Coluna antimanicomial, antiproibicionista, abolicionista penal e anticapitalista. Esse espaço se propõe a receber relatos de pessoas que têm ou já tiveram alguma experiência com a loucura: 1) pessoas da classe trabalhadora (dos segmentos de pessoas usuárias, familiares, trabalhadoras, gestoras, estudantes, residentes, defensoras públicas, pesquisadoras) que já viveram a experiência da loucura, do sofrimento psicossocial, já foram atendidas ou deixaram de ser atendidas e/ou trabalham ou trabalharam em algum dispositivo de saúde e/ou assistência do SUS, de entidades privadas ou do terceiro setor; 2) pessoas egressas do sistema prisional; 3) pessoas sobreviventes de manicômios, como comunidades terapêuticas e hospitais psiquiátricos, e outras instituições asilares; 4) pessoas do controle social; 5) pessoas da sociedade civil organizada, movimentos sociais Antimanicomiais, Antiproibicionistas, Abolicionistas Penais, Antirracistas, AntiLGBTFóbicos, Anticapitalistas e Feministas.
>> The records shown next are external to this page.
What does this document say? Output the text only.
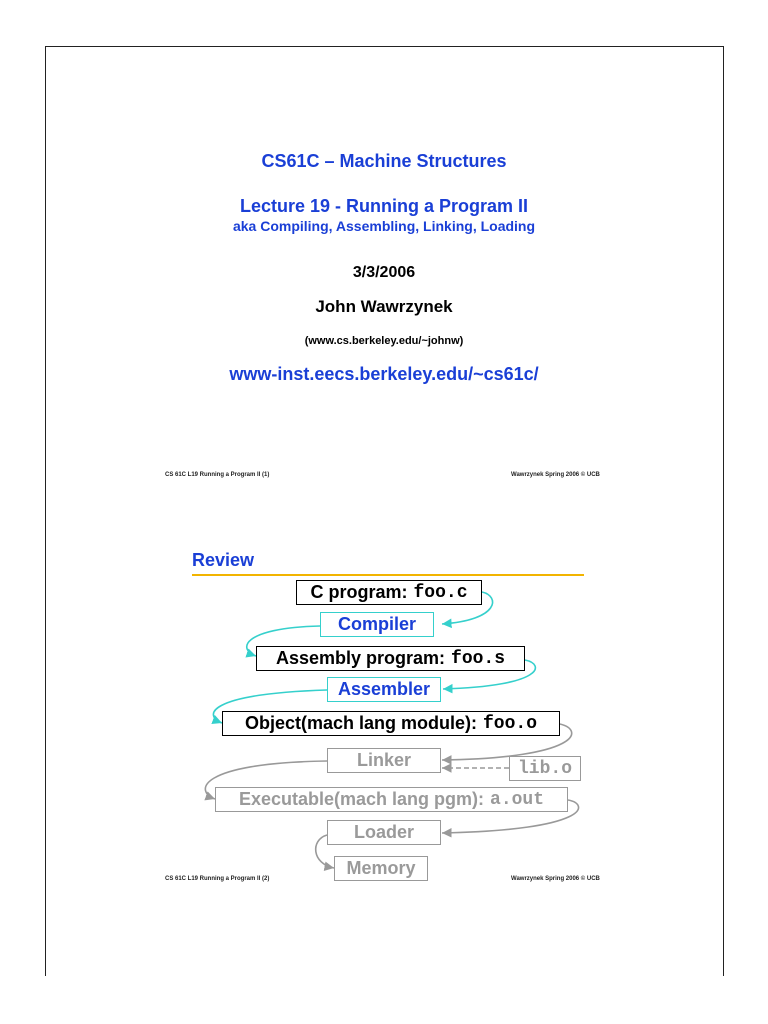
CS61C – Machine Structures
Lecture 19 - Running a Program II
aka Compiling, Assembling, Linking, Loading
3/3/2006
John Wawrzynek
(www.cs.berkeley.edu/~johnw)
www-inst.eecs.berkeley.edu/~cs61c/
CS 61C L19 Running a Program II (1)	Wawrzynek Spring 2006 © UCB
Review
C program: foo.c
Compiler
Assembly program: foo.s
Assembler
Object(mach lang module): foo.o
Linker	lib.o
Executable(mach lang pgm): a.out
Loader
Memory
CS 61C L19 Running a Program II (2)	Wawrzynek Spring 2006 © UCB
Temos como princípio o fim de tudo que aprisiona e tutela e lutamos por uma sociedade sem manicômios, sem comunidades terapêuticas e sem prisões!

COLUNISTAS

Monica Vasconcellos Cruvinel – Mulher, feminista, militante da Resistência/Campinas e da Coletiva Nacional de Mulheres Antimanicomiais – CONAMAM;

Laura Fusaro Camey – Militante da Rede Nacional Internúcleos da Luta Antimanicomial (RENILA);

Se você quer compartilhar o seu relato conosco, escreva para [email protected]. O relato pode ser anônimo.
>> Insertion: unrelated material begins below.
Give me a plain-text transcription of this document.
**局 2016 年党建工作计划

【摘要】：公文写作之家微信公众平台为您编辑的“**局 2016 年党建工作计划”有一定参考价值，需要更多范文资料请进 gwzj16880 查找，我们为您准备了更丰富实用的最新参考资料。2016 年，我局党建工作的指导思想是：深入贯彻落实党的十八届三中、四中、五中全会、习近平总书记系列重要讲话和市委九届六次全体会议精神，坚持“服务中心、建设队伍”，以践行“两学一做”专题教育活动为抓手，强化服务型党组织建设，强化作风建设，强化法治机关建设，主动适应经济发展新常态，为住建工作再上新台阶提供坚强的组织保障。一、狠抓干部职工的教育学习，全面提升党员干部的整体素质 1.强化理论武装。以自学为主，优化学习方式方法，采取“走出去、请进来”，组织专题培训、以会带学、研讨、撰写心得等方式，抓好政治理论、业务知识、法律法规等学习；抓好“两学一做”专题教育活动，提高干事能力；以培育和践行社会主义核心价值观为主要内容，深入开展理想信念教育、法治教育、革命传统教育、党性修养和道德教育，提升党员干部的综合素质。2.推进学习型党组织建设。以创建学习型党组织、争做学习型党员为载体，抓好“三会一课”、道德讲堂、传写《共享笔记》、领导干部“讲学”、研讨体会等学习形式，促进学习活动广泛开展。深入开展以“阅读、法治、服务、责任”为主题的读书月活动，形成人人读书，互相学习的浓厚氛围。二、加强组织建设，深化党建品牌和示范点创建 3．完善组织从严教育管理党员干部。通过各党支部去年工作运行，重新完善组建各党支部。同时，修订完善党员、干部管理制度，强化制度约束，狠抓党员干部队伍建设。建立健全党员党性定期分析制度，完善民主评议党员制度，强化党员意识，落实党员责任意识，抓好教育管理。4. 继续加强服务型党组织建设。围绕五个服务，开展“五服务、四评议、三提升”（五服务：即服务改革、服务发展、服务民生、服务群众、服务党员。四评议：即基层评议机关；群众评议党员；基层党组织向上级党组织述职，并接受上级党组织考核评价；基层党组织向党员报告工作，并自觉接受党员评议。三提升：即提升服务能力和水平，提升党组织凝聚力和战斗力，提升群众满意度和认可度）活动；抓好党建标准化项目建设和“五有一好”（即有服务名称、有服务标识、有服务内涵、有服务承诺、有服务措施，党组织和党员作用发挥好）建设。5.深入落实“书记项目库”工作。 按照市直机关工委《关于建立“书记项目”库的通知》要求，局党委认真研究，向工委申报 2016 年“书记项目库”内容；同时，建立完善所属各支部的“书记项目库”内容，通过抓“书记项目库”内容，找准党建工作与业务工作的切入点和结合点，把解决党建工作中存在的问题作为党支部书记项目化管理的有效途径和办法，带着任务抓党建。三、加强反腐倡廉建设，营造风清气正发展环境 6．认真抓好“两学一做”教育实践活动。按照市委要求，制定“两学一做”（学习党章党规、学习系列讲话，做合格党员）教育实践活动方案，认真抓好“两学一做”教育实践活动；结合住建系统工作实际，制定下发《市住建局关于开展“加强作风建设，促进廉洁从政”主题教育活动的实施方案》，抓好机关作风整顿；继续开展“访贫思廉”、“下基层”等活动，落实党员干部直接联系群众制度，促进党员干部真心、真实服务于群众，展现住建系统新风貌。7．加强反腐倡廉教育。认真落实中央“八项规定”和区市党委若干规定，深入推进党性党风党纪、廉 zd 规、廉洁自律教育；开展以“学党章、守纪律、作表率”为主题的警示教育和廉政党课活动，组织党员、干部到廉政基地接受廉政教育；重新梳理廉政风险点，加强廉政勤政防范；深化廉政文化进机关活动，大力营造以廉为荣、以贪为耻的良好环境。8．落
Por Márcia Caldas, Psicóloga, Assessora Técnica de Saúde Mental e População em Situação de Rua, Promotoria da Infância e Juventude/MPDFT, Integrante do Coletivo Café com Escuta

É fundamental que as histórias a serem narradas sobre jovens que se perderam em diversos espaços de suas trajetórias de vida sejam as que mostram como, frequentemente, o Estado não segura adequadamente nas mãos desses jovens, não caminha junto deles, não atua de forma efetiva para protegê-los e como não proporciona melhorarias e acompanhamento das vidas dessas jovens pessoas; provavelmente, por negligência, imprudência ou imperícia, deixando de recorrer às políticas públicas existentes.
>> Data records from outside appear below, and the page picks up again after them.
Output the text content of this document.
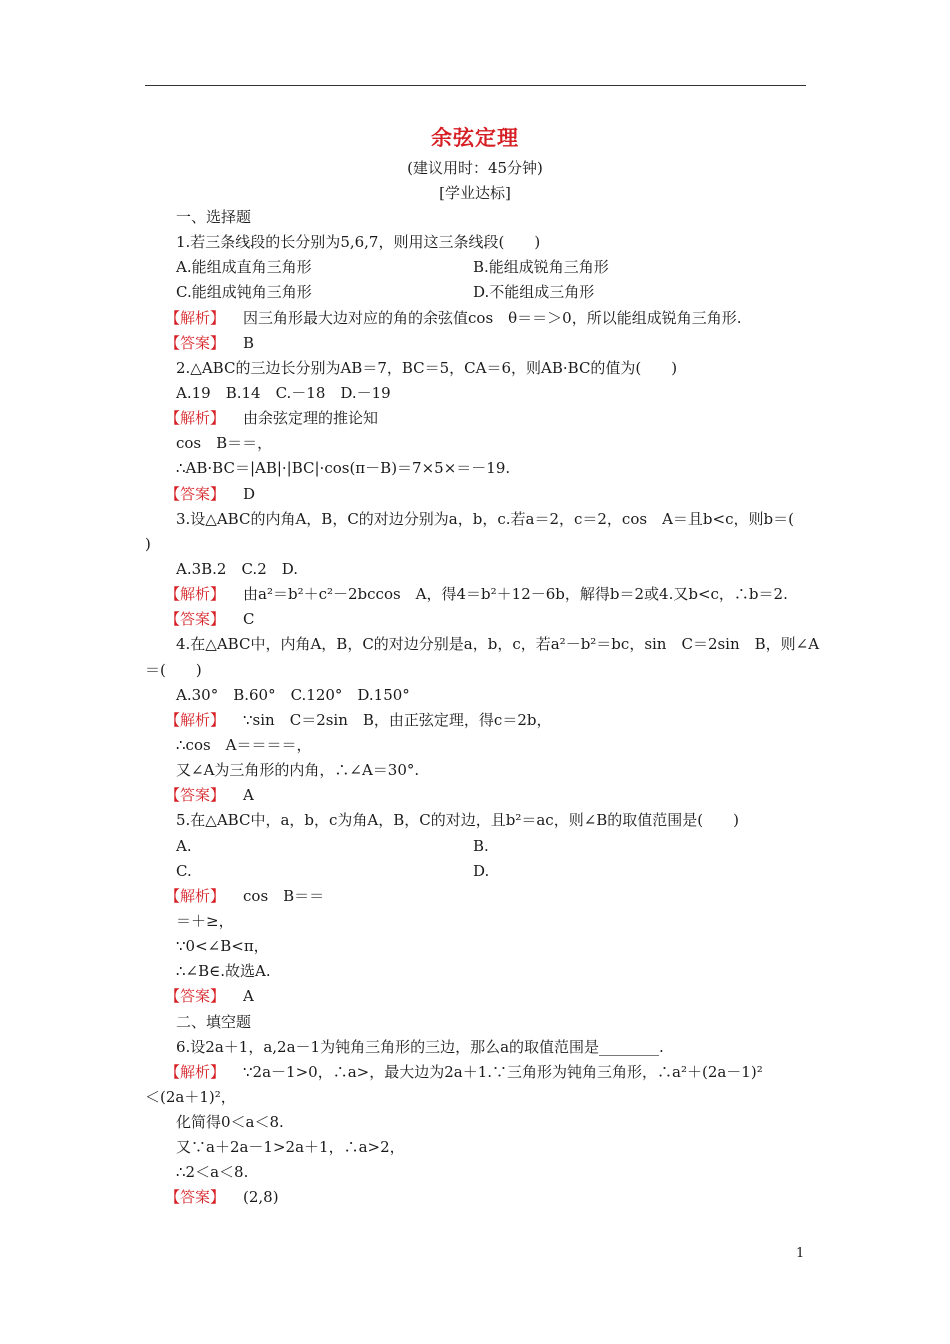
余弦定理
(建议用时：45分钟)
[学业达标]
一、选择题
1.若三条线段的长分别为5,6,7，则用这三条线段(　　)
A.能组成直角三角形	B.能组成锐角三角形
C.能组成钝角三角形	D.不能组成三角形
【解析】 因三角形最大边对应的角的余弦值cos　θ＝＝＞0，所以能组成锐角三角形.
【答案】 B
2.△ABC的三边长分别为AB＝7，BC＝5，CA＝6，则AB·BC的值为(　　)
A.19　B.14　C.－18　D.－19
【解析】 由余弦定理的推论知
cos　B＝＝，
∴AB·BC＝|AB|·|BC|·cos(π－B)＝7×5×＝－19.
【答案】 D
3.设△ABC的内角A，B，C的对边分别为a，b，c.若a＝2，c＝2，cos　A＝且b<c，则b＝(
)
A.3B.2　C.2　D.
【解析】 由a²＝b²＋c²－2bccos　A，得4＝b²＋12－6b，解得b＝2或4.又b<c，∴b＝2.
【答案】 C
4.在△ABC中，内角A，B，C的对边分别是a，b，c，若a²－b²＝bc，sin　C＝2sin　B，则∠A
＝(　　)
A.30°　B.60°　C.120°　D.150°
【解析】 ∵sin　C＝2sin　B，由正弦定理，得c＝2b，
∴cos　A＝＝＝＝，
又∠A为三角形的内角，∴∠A＝30°.
【答案】 A
5.在△ABC中，a，b，c为角A，B，C的对边，且b²＝ac，则∠B的取值范围是(　　)
A.	B.
C.	D.
【解析】 cos　B＝＝
＝＋≥，
∵0<∠B<π，
∴∠B∈.故选A.
【答案】 A
二、填空题
6.设2a＋1，a,2a－1为钝角三角形的三边，那么a的取值范围是________.
【解析】 ∵2a－1>0，∴a>，最大边为2a＋1.∵三角形为钝角三角形，∴a²＋(2a－1)²
＜(2a＋1)²，
化简得0＜a＜8.
又∵a＋2a－1>2a＋1，∴a>2，
∴2＜a＜8.
【答案】 (2,8)
1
Quando João ou Maria (nomes fictícios), crianças ou adolescentes, têm seus direitos violados em algum momento da vida e a justiça é acionada, ela, provavelmente, decretará medidas protetivas em relação a eles, que passarão a ser responsabilidade do Estado, conforme prevê o art. 98 da Lei nº 8.089 de 13 de julho de 1990 – que Dispõe sobre o Estatuto da Criança e do Adolescente e dá outras providências:

Art. 98. As medidas de proteção à criança e ao adolescente são aplicáveis sempre que os direitos reconhecidos nesta Lei forem ameaçados ou violados:
I – por ação ou omissão da sociedade ou do Estado;
II – por falta, omissão ou abuso dos pais ou responsável;
III – em razão de sua conduta.
Inicialmente, cabe refletir que esses sujeitos necessitam de uma escuta sensível de redes de apoio e proteção, “redes vivas” (Emerson Merhy, 2014), que possam ouvir as violações de quem teve os direitos violados, além de garantir que seus sentimentos e desejos sejam respeitados.

Considerando as dificuldades da rede de saúde, da rede da assistência social, da intersetorialidade, assim como também a falta de profissionais qualificados e em número reduzido nessas redes, muitas vezes observamos diversas ausências e dificuldades no processo de acolhimento desses jovens: de escuta, de articulação de rede, de criminalização da pobreza e outros aspectos que poderão produzir intensos sofrimentos psíquicos na vida de João e Maria. Além dessas violências no acolhimento desses sujeitos, não raro essas crianças e adolescentes são afastados de suas famílias de origem, sendo tutelados pelo Estado, o que constitui mais uma violência.

Muitos Joãos e Marias são retirados do convívio familiar e enviados às Unidades de Acolhimento da Assistência Social. E o que deveria ser um período determinado e curto, como preconiza a legislação das crianças e adolescentes, essas crianças e jovens permanecem muitos anos institucionalizados, sem possibilidades de construção de sua própria autonomia.

Em geral, essas crianças e adolescentes, são pessoas com histórias de vida difíceis, que necessitam do acompanhamento do sistema de garantias e proteção. A rede é falha, com poucos servidores, apesar de muitos serem bons profissionais e terem boa vontade. Predomina ainda uma perspectiva de tutela e assistencialismo dessas crianças e adolescentes. Portanto, necessita-se urgentemente, uma mudança de paradigma na compreensão desse público de crianças e adolescentes, que devem ser considerados sujeitos de direito de suas vidas e não objetos de controle do Estado.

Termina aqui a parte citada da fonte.